Гермиона резко села в кровати. Дышала прерывисто и тяжело. Перед глазами пелена. Она судорожно нащупала очки на прикроватной тумбочке, дрожащими руками водрузила их на лицо, впилась пальцами в свои взлохмаченные кудри.
— Мерлин всемогущий! — выдохнула она. — Кошмар какой! Ты спятила, Гермиона? Малфой?
Она вскочила с кровати, бесцельно забегала по комнате, взглянула на будильник и упала обратно в кровать.
— Ты слишком много с ним общаешься! — заявила она сама себе. — Ещё немного, и тебе покажется, что похуже! Глупость! — она замотала головой, пытаясь отбросить внезапно возникшее воспоминание. Кажется, ещё никогда в жизни она не видела таких ярких и чувственных снов. Признаться себе в том, что это был самый потрясающий сон в её жизни, всё равно, что подписать себе смертный приговор.
Можно было спать ещё целый час, но это было невозможно. Гермиона, как ни старалась, не могла перестать думать об этом сне.

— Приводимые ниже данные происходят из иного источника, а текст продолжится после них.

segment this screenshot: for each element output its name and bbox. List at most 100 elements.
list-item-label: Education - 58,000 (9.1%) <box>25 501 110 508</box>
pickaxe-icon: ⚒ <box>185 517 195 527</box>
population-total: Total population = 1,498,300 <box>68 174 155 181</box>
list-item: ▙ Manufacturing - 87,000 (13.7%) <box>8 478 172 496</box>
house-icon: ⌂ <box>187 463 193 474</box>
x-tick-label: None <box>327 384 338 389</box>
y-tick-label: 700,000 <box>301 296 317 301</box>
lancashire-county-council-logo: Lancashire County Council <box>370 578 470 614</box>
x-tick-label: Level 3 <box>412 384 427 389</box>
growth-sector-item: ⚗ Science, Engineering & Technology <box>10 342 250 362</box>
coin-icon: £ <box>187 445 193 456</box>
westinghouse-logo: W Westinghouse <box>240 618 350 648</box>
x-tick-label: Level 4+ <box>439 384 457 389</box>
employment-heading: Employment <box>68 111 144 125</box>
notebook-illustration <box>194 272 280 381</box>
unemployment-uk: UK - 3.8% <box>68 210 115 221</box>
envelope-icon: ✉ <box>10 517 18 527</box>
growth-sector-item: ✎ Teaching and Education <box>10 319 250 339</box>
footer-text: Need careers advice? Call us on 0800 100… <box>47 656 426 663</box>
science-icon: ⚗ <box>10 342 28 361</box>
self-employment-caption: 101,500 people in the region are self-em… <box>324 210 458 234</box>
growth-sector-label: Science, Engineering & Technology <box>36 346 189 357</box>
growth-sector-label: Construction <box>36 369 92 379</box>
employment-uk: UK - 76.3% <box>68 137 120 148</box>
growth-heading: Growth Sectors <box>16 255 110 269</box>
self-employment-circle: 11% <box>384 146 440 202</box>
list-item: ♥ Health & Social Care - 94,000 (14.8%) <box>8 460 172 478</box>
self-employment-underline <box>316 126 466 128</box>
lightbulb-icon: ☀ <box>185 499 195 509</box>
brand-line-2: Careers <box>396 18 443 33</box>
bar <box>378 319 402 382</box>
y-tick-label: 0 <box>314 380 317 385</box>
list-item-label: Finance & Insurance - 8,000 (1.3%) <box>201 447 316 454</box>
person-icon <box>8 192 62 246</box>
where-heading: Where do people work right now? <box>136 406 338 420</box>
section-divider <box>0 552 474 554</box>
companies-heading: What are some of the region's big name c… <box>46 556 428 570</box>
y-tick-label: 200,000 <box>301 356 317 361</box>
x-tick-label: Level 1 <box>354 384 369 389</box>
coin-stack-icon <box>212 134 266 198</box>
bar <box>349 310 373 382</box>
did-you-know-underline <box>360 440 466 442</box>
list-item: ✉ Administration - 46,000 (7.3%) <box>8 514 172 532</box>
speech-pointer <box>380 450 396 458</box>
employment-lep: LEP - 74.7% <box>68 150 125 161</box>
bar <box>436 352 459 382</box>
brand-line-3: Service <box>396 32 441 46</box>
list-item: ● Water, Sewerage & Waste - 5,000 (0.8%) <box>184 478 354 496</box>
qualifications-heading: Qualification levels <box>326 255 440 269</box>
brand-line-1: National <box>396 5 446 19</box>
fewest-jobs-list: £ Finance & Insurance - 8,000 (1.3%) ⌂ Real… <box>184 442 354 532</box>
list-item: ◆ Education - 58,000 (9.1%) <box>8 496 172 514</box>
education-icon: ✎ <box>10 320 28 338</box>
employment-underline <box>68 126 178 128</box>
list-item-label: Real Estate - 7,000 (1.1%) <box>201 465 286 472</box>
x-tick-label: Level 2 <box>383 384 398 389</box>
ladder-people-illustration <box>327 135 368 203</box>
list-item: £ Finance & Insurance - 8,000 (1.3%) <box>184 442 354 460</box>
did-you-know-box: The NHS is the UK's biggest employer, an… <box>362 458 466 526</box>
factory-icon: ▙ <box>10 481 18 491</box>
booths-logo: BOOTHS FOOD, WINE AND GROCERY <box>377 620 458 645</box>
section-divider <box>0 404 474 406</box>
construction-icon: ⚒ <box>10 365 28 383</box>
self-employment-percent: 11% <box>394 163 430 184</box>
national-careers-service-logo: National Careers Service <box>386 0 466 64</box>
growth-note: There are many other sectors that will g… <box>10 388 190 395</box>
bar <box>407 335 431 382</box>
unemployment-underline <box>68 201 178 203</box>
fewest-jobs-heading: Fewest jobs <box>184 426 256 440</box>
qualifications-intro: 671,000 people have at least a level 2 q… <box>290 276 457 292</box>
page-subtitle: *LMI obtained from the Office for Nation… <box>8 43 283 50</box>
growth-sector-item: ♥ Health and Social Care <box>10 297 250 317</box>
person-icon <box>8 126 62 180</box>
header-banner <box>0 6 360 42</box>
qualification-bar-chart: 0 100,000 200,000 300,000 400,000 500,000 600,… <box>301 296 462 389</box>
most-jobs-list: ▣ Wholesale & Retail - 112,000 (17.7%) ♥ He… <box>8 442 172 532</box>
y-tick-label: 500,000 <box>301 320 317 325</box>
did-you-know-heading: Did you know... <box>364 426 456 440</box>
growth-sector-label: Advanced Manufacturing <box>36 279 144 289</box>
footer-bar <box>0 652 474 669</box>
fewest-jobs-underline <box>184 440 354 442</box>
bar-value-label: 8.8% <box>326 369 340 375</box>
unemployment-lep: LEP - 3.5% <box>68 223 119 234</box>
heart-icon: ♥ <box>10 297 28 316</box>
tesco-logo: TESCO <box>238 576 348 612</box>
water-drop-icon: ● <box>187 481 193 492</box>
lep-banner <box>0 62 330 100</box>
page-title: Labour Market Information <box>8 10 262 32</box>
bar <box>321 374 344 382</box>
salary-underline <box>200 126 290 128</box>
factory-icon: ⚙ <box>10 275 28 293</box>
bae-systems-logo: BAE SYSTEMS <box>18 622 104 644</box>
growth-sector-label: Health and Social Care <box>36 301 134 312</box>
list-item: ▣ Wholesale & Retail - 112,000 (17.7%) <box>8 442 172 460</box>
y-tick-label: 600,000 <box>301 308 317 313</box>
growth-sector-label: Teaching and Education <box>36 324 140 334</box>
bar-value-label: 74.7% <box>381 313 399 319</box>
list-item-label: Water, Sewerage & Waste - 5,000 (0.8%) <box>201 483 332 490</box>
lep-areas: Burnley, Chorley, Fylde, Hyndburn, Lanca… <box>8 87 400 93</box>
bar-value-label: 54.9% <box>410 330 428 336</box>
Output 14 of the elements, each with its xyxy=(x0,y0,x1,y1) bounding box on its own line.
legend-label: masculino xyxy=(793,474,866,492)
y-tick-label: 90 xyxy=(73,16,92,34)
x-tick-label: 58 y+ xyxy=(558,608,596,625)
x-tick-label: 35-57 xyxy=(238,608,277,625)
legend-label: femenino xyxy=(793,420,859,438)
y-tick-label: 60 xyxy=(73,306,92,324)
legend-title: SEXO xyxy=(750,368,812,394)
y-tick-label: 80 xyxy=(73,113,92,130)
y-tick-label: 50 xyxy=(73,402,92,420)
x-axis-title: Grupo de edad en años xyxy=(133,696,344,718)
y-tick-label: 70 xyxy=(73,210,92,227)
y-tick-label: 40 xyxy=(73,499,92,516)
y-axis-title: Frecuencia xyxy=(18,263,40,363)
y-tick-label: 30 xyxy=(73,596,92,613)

Его взгляд преследовал. Это было настолько реально, что казалось безумием. Нет. Она никогда не замечала таких взглядов. Малфой всегда был сдержан, в меру учтив, немного ироничен. Но это… что-то из ряда вон.
— Невозможно! — прорычала Гермиона, плюнув на бесполезность попыток поспать ещё, и решила начать собираться. — Когда ты обращала внимание на сны? — ворчала она сама себе под нос. — Да никогда! У Гарри сны были — это да! А тут… нелепость какая-то, бред. Просто бред одинокой женщины.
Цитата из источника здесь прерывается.